TEMPO.CO, Jakarta – Robertus Robet, a sociologist with the Jakarta State University (UNJ), said President Joko Widodo’s persistence in executing drug convicts was aimed at obscuring his past faux pas in other issues.
“He has been blasted [by the public] in many issues for his failure in taking a robust political stance, so he took a tough stance on death penalty,” he said after attending a discussion at the Commission for Missing Persons and Victims of Violence (Kontras) in Jakarta on Sunday, March 1, 2015.
Prior to the emergence of the bitter standoff between the Corruption Eradication Commission and the National Police, he added, the president only said he would take stern action against drug convicts. Yet after the case surfaced, the president seemed to take a stronger stance to cover up his weaknesses in coping with other public issues, he explained.
Six drug convicts were executed on Nusakambangan Island and in Boyolali, East Java in early January. The Attorney General’s Office (AGO) is now gearing up to put another 11 drug convicts before the firing squad after the president turned down their clemency requests.

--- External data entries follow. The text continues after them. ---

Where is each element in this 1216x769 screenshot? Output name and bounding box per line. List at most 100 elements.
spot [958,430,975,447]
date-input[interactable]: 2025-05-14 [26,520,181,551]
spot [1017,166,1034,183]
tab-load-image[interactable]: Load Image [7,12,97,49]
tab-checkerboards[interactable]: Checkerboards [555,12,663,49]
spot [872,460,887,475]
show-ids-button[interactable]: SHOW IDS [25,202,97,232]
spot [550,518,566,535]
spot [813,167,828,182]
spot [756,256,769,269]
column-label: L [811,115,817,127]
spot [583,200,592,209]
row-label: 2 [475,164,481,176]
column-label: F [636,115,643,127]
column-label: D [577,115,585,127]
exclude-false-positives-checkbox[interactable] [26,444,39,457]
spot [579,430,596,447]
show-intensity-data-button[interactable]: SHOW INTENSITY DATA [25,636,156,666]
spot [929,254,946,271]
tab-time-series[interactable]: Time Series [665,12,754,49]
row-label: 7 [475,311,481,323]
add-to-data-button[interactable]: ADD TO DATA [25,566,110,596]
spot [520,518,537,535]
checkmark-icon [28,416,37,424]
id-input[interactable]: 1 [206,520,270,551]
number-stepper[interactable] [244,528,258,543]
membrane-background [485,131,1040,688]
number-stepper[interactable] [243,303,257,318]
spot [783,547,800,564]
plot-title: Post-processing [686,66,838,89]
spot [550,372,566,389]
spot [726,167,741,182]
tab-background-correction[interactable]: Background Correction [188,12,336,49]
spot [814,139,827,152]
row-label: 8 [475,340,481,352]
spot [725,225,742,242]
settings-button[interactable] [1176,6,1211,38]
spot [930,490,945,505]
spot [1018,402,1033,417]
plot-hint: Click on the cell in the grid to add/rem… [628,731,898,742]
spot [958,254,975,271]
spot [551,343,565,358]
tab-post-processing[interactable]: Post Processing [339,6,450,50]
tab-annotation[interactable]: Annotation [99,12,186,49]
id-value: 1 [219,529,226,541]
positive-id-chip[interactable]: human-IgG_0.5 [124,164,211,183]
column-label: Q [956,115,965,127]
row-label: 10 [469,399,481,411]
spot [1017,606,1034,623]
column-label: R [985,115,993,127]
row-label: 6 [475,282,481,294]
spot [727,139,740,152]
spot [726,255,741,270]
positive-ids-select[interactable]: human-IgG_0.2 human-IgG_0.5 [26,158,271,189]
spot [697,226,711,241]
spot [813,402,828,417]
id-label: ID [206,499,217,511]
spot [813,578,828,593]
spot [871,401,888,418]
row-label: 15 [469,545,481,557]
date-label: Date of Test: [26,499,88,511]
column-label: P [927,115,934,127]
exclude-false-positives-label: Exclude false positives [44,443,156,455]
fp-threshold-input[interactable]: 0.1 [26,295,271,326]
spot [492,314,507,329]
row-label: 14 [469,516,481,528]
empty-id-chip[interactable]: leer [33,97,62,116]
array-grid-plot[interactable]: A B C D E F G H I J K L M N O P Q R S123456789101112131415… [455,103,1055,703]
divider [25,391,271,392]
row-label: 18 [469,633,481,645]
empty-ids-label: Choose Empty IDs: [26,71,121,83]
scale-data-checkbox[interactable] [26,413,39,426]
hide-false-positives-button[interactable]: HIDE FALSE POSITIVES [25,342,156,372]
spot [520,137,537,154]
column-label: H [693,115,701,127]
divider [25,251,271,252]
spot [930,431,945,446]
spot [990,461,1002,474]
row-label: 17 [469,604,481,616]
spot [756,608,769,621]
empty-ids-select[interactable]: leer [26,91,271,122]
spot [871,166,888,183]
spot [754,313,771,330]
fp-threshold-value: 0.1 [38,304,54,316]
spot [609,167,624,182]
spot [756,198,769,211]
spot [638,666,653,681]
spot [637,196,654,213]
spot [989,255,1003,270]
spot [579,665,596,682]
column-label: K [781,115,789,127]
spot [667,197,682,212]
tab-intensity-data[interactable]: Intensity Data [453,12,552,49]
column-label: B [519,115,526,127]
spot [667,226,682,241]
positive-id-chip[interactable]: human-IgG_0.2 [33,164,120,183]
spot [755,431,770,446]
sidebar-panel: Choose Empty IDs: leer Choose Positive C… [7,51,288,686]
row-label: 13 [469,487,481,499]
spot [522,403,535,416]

Kontras coordinator Haris Azhar has also slammed the president over the imminent execution of the convicts, labeling the president’s move as fatalistic. “Capital punishment has proved ineffective as it is overlooking multiple considerations,” he said. “This is terrible news for all of us.”
Haris estimated the country would have to bear the consequences from Jokowi’s “firmness” on death penalty. Among them, he said, were deteriorating ties with other countries with which Indonesia had established sound cooperation.